Haftanın Kitaplığı – 21 Mayıs 2018

Okuyacak çok kitap var seçmek zor diyorsanız yeni çıkan kitaplar arasından yaptığımız derlemeye bir göz atabilirsiniz.

KUTU – KARANLIK ODA HİKAYELERİ – GUNTER GRASS

Günter Grass’ın Karanlık Oda Hikâyeleri

Nobel ödüllü Alman romancı Günter Grass’ın büyük tartışmalar yaratan Soğanı Soyarken adlı yaşam öyküsünün devamı niteliğindeki Kutu – Karanlık Oda Hikâyeleri, Levent Konca’nın çevirisiyle Everest Yayınları etiketiyle yayımlandı.

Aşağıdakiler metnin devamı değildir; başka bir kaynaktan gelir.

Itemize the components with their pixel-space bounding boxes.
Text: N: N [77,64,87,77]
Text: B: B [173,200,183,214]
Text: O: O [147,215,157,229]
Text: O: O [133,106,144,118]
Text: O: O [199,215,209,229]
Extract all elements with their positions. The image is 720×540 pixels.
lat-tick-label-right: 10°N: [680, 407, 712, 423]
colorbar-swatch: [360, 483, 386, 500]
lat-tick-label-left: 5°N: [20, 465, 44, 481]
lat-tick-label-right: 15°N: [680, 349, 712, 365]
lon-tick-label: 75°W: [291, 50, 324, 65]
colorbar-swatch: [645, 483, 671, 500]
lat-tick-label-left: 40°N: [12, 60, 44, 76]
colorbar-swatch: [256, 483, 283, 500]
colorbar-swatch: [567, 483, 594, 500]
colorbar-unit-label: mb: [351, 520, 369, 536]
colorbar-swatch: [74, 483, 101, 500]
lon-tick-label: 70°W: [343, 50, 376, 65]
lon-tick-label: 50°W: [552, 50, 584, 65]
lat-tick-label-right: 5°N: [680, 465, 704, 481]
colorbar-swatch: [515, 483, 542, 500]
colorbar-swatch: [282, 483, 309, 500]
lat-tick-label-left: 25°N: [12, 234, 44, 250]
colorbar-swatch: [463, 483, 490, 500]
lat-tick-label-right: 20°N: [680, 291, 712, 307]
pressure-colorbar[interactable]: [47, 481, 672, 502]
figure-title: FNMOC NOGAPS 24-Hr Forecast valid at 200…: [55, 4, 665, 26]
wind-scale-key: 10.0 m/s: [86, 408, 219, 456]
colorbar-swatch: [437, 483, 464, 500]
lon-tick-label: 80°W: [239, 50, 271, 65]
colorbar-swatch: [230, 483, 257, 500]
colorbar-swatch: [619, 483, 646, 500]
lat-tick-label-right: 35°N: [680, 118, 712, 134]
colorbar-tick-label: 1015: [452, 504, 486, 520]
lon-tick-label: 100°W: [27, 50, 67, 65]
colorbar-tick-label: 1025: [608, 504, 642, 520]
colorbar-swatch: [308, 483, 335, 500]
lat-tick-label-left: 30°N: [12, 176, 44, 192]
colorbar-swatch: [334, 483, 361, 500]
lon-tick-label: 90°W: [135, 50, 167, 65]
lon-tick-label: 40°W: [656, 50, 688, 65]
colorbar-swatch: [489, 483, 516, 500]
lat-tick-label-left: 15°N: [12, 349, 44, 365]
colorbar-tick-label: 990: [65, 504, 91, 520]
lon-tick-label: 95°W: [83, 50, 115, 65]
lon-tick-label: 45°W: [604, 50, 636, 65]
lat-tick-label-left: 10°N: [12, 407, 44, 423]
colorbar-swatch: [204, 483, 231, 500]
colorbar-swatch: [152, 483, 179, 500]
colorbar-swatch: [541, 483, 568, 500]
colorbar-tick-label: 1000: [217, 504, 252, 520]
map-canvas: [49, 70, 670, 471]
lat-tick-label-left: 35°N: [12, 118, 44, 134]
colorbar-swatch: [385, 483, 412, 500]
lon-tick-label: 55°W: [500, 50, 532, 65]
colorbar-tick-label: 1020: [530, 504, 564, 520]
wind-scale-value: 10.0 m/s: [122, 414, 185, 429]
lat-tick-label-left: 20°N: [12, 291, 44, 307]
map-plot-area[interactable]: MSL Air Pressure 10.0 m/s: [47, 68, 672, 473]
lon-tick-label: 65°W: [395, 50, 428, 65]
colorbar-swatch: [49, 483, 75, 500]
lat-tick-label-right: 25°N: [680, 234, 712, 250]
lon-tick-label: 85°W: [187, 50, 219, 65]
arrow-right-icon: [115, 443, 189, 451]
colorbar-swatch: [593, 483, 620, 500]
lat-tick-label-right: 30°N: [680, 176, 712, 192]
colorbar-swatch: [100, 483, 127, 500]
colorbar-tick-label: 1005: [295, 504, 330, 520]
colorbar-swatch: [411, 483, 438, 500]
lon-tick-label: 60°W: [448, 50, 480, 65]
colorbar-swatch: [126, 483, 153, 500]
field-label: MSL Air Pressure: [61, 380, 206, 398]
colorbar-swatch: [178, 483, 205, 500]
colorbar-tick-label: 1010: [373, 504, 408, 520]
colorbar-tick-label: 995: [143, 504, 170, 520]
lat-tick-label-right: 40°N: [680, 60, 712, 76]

Romanın gizli kahramanı Günter Grass, farklı kadınlardan olan sekiz çocuğunu bir araya getiriyor ve onlardan, çocukluklarını, birbirleriyle ve genellikle yeni bir kitabın peşinde olduğu için ortalarda görünmeyen babalarıyla ilişkilerini anlatıp kaydetmelerini rica ediyor. Çocukların konuşmaları, anıları, bellekleri bir süre sonra üst üste biniyor; çekişmeler, suçlamalar, kıskançlıklar, yalanlar ortaya saçılıyor.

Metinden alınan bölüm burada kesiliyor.